Hyaluronan, also known as hyaluronic acid (HA) or hyaluronate, is a non-sulfated, anionic glycosaminoglycan distributed in various tissues, e.g., connective, epithelial, and neural tissues. HA is a polymer of disaccharides composed of D-glucuronic acid and D-N-acetylglucosamine, which are linked via alternating β1,4- and β1,3-glycosidic bonds. HA has been found to play various physiological roles in the intercellular matrix, including cell migration, proliferation, and differentiation, tissue repair and hydrodynamics, and immune regulation.
Naturally-occurring HA often contains 10,000 or more disaccharide units, the molecular weight of which can reach 4 million daltons or higher. Such high molecular weight HA molecules can be degraded via enzymatic, chemical, or physical methods to produce depolymerized HA products.
High molecular weight HA (e.g., native HA) has anti-angiogenic, anti-inflammatory, and immunosuppressive effects. By contrary, small HA fragments can induce the release of inflammatory chemokine, stimulate CD44 cleavage, increase angiogenesis, and promote tumor cell migration.
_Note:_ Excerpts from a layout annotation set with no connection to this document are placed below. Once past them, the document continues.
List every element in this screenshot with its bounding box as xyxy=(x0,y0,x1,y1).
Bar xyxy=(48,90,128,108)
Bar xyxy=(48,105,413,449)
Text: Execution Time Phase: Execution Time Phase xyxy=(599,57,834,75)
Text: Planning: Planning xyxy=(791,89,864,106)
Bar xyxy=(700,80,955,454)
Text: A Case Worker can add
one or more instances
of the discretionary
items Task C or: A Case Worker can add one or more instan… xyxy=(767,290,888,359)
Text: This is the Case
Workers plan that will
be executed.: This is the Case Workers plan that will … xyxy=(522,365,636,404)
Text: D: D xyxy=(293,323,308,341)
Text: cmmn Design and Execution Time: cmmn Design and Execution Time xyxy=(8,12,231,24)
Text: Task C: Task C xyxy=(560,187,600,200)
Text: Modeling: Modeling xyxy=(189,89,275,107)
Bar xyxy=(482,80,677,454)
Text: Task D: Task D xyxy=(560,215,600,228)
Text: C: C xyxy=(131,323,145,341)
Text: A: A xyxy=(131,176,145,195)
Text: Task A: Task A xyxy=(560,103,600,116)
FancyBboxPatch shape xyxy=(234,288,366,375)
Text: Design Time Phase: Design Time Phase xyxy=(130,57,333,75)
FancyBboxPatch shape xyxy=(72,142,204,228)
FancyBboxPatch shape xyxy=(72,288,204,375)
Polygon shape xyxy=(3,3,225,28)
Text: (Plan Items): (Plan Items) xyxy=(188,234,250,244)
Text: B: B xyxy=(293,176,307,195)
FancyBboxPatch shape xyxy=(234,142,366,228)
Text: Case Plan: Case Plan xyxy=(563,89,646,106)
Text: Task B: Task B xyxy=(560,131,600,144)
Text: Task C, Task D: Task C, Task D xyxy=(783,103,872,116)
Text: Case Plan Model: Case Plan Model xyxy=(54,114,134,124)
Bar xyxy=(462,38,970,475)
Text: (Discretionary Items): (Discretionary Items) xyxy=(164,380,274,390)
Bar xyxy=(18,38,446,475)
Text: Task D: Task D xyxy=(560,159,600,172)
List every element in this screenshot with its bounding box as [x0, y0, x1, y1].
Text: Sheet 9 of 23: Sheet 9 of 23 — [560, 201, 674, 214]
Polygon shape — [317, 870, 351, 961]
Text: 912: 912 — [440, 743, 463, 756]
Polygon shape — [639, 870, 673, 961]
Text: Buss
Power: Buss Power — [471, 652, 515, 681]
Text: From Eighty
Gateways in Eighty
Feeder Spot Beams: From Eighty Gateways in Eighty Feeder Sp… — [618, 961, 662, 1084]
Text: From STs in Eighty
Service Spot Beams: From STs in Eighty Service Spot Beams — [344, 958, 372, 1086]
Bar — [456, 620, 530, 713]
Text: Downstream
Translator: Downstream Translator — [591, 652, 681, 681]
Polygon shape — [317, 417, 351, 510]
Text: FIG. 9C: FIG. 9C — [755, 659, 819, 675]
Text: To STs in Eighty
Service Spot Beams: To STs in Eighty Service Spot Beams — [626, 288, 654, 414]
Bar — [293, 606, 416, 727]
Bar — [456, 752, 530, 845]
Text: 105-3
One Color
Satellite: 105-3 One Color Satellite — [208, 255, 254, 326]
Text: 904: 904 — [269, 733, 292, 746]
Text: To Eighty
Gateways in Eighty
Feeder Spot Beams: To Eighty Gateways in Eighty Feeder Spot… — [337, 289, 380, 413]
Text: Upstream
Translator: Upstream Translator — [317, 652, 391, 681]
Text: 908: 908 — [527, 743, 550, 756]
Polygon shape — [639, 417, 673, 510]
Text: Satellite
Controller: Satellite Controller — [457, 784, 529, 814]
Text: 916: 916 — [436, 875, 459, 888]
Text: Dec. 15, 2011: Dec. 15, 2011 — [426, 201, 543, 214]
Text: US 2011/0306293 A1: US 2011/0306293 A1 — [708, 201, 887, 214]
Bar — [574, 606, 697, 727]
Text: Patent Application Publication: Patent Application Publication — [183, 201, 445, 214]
In humans, HA is degraded by hyaluronidases, which include six members, e.g., hyaluronidases 1-4 (Hyal 1-Hyal 4) and hyaluronidase PH-20. Among them, Hyal-2 is an anchor protein located on the outer cell membrane via the glycosylphosphatidyl-inositol (GPI) linkage. It was found that HAYL-2 is a receptor of transforming growth factor beta 1 (TGF-β1). Hsu et al., J. Biol. Chem., 284:16049-16059; 2009.